Dikkat:Türkiye kış mevsiminde saat ayarını 30 derece doğu meridyenine göre yapan 2. Saat dilimini,yaz mevsiminde ise saat ayarını 45 derece doğu meridyenine göre yapan 3. Saat dilimini kullanır.İleri saat uygulamasının nedeni,gün ışığından daha fazla yararlanmak ve enerji tasarrufunda bulunmaktır.

Bulunduğu enlemlerin Türkiye üzerindeki etkileri:

Enlem herhangi bir yerin ekvatora olan uzaklığının açı cinsinden değeridir. Enlem doğal ve beşeri süreçler üzerinde önemli etkilere sahiptir.

Kuzey yarı kürede olduğu için

Güneyden kuzeye doğru gidildikçe;

Güneş ışınlarının yere değme açısı küçülür.

Sıcaklık azalır

Buharlaşma ve denizlerin tuzluluk oranı azalır.

Gölge boyu uzar.

Çizgisel hız azalır.

Gece ile gündüz arasındaki zaman farkı artar.

Güneyden gelen rüzgarlar sıcaklığı artırır,kuzeyden gelen rüzgarlar sıcaklığı azaltır.

En uzun gündüz 21 Haziranda,en uzun gece ise 2 Aralıkta yaşanır.

21 haziranda yaz mevsimi,21 aralıkta kış mevsimi başlar.

Gölge boyunun en uzun olduğu tarih 21 aralık,en kısa olduğu tarih ise 21 hazirandır.

Dönenceler dışında olduğu için

Güneş ışınları hiçbir zaman dik açıyla düşmez.

Gölge boyu hiçbir zaman sıfır olmaz.

Orta kuşakta olduğu için;

Yerkürenin eksen eğikliğine bağlı olarak oluşan matematik iklim kuşaklarının sınırlarını dönenceler ve kutup daireleri çizer.Türkiye kuzey kutup dairesi ile yengeç dönencesi arasında orta kuşakta yer alır.

Dolayısıyla;

Dört mevsim belirgin olarak yaşanır..güneş ışınları hiçbir zaman dik olarak gelmez,teğet olarak geçmez.

Cephe yağışları görülür.

Sürekli sıcak ve soğuk iklimler görülmez.

Batı rüzgarlarının etkisi altındadır.

Ilıman iklimlerin etkisi altındadır.

Güneş ışınlarının geliş açısının yıl içindeki değişimi fazladır..

Yıl içinde sıcaklık değişimi fazladır.

Bunlara dikkat!!!

Türkiye de dört mevsimin belirgin olarak yaşanması matematik konumun,aynı anda dört mevsimin yaşanması özel konumun sonucudur.

Türkiye de kısa mesafelerde sıcaklık değişiminin fazla olması yükselti farklılığı ve bakının sonucudur.
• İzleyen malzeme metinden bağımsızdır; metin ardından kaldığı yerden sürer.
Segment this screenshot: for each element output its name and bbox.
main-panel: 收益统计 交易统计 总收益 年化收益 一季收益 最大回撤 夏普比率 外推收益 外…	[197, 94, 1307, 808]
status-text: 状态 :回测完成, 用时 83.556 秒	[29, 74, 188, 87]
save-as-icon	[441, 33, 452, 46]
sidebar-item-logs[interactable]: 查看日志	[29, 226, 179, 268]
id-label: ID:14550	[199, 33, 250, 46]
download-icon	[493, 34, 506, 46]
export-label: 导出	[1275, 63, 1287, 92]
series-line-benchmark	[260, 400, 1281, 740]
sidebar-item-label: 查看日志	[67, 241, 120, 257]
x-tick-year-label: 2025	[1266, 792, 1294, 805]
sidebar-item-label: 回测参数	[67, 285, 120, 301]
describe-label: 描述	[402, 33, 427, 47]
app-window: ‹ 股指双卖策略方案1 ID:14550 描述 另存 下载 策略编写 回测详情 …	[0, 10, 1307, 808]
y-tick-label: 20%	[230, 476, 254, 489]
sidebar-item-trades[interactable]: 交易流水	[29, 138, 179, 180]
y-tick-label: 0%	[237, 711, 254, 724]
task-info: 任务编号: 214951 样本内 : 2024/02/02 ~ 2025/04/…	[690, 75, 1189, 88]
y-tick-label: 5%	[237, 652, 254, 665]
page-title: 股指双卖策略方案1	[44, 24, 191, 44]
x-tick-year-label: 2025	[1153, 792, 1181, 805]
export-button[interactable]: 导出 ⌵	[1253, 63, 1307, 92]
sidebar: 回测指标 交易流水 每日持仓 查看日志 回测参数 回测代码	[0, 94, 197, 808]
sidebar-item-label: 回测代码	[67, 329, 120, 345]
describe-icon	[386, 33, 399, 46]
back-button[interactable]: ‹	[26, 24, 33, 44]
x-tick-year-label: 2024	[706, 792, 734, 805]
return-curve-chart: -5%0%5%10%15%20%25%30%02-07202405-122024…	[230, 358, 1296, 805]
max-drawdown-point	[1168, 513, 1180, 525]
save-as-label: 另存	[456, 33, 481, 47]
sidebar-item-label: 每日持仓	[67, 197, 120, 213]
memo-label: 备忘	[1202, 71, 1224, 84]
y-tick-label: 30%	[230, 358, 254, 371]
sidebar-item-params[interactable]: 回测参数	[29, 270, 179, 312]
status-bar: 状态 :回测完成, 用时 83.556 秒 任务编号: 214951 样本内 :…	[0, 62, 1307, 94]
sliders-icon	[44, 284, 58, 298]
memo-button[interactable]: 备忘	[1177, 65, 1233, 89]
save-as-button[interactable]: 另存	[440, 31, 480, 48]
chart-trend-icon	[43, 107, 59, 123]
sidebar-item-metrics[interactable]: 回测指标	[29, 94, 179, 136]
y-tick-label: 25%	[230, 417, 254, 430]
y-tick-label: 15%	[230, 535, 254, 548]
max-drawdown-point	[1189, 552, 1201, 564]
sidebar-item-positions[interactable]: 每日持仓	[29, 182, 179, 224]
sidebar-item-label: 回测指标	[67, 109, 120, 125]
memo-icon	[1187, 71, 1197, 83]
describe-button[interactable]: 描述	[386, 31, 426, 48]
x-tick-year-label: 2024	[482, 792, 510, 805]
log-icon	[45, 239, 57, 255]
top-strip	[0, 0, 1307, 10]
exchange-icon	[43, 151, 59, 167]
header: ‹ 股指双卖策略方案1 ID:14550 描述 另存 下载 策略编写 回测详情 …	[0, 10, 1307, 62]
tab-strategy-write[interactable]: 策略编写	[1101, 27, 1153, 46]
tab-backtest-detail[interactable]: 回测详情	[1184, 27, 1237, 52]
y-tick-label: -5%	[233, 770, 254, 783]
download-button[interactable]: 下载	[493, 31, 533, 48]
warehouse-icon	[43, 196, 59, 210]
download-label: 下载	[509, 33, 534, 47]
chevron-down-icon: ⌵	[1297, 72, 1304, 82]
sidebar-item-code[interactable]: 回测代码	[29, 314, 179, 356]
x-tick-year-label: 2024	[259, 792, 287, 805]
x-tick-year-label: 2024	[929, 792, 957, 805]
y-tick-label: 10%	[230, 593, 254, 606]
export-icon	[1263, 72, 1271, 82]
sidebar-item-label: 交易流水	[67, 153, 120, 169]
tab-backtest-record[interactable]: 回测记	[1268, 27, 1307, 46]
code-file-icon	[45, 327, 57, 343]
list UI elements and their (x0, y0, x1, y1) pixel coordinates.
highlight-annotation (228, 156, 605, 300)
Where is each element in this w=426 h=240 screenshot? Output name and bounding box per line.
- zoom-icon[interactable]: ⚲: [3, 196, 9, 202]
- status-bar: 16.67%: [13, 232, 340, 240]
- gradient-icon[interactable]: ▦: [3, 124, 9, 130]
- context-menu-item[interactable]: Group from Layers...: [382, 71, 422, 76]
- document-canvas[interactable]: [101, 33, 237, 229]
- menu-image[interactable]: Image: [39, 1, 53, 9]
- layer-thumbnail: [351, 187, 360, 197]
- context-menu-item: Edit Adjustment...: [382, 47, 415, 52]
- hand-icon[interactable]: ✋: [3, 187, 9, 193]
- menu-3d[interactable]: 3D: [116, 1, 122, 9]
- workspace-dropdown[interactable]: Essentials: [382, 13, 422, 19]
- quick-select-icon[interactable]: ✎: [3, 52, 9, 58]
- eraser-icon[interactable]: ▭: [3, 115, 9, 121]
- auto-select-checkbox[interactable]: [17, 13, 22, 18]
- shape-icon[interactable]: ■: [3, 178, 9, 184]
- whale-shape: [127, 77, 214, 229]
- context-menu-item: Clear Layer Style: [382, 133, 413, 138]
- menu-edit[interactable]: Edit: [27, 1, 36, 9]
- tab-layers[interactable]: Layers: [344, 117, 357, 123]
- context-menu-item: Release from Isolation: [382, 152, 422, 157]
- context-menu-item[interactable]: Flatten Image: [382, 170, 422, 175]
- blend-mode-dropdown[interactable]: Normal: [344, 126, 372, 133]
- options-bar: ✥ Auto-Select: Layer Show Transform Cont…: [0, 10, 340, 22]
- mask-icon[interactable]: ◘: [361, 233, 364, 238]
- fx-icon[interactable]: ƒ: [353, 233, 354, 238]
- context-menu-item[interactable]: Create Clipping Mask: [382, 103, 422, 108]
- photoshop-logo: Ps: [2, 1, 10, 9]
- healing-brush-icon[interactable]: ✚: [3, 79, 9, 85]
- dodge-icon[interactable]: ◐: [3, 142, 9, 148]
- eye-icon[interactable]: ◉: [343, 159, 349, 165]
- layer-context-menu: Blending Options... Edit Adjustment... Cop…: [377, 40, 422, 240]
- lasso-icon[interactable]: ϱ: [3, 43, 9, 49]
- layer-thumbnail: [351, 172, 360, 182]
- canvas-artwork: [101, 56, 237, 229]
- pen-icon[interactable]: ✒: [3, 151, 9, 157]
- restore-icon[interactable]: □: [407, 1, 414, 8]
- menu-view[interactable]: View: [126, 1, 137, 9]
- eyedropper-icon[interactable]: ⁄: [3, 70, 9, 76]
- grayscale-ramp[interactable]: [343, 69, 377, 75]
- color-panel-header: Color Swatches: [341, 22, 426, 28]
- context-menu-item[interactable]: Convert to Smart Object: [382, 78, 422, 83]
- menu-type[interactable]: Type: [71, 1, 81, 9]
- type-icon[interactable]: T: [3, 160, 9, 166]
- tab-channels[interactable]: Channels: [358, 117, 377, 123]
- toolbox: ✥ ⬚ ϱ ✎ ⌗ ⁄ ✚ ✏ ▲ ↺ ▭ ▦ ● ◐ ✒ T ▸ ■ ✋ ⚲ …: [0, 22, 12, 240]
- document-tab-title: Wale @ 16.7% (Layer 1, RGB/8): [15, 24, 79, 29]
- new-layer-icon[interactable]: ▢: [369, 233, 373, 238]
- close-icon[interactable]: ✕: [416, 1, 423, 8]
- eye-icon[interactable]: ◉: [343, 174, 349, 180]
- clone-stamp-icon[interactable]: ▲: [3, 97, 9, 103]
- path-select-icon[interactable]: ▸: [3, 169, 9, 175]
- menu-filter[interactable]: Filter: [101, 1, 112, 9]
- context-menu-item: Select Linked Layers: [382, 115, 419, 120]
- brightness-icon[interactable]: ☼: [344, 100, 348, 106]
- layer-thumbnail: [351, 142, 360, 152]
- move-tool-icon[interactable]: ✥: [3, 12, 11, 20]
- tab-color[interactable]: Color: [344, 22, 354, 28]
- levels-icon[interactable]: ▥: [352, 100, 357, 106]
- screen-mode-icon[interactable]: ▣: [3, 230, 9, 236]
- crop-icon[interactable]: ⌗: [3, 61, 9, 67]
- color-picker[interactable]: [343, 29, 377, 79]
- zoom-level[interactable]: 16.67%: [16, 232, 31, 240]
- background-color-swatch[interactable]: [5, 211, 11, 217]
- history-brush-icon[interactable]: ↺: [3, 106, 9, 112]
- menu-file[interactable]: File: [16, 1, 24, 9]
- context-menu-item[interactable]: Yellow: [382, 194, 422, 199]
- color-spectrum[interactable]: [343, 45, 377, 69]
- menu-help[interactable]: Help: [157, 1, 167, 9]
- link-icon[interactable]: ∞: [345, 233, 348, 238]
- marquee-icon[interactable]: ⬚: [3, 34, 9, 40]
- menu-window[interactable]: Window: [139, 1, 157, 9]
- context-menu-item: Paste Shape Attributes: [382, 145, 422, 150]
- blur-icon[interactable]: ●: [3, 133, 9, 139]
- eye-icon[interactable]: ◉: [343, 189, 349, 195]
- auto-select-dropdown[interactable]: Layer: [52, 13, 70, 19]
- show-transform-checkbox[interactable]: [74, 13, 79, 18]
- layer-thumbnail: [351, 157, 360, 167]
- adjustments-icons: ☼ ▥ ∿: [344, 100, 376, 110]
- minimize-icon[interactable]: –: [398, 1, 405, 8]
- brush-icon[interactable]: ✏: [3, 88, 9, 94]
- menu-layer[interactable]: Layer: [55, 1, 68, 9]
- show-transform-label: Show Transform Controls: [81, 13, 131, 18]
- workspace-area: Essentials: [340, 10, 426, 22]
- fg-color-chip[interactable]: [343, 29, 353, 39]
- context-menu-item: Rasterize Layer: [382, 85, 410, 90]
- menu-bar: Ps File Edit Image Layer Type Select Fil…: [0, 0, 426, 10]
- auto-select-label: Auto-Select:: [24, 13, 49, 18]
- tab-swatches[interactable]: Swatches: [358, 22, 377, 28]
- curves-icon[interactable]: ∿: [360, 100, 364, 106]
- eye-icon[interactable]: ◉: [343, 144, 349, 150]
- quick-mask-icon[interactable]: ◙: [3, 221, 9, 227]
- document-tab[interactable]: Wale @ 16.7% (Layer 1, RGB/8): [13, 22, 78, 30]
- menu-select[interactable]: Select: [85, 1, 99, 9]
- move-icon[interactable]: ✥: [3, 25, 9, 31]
Söz gelimi Toroslar’ın güney yamaçlarının kuzay yamaçlarına göre,Iğdır Ovası’nın yanı başındaki Ağrı Dağı zirvesinden sıcak olması özel konumun sonucudur.

Buna karşılık yıl içinde sıcaklık değişimi fazladır. Bu durum yıl içinde güneş ışınlarının yere yaptığı en büyük açı ile en küçük açının farkıyla ilgilidir. Sonuçta, yıl içinde sıcaklık değişiminin fazla olması, matematik konumunun sonucudur.

Dikkat; Türkiye’nin iklim özellikleri,bitki örtüsü,tarım ürünleri ve ekonomik faaliyetleri hem matematik konumundan hem de yüzey şekillerinden etkilenir..
Türkiye’nin Jeopolitiği

Ülkelerin uluslar arası platformda yürüttükleri siyaseti belirleyen en önemli faktör coğrafi özellikleridir. Ülkelerin coğrafi özellikleri ile siyasetleri arasındaki ilişkiler jeopolitik konumu oluşturur. Bu karşılıklı etkileşime dayalı işilkileri,siyasi coğrafyanın bir kolu olan jeopolitik inceler.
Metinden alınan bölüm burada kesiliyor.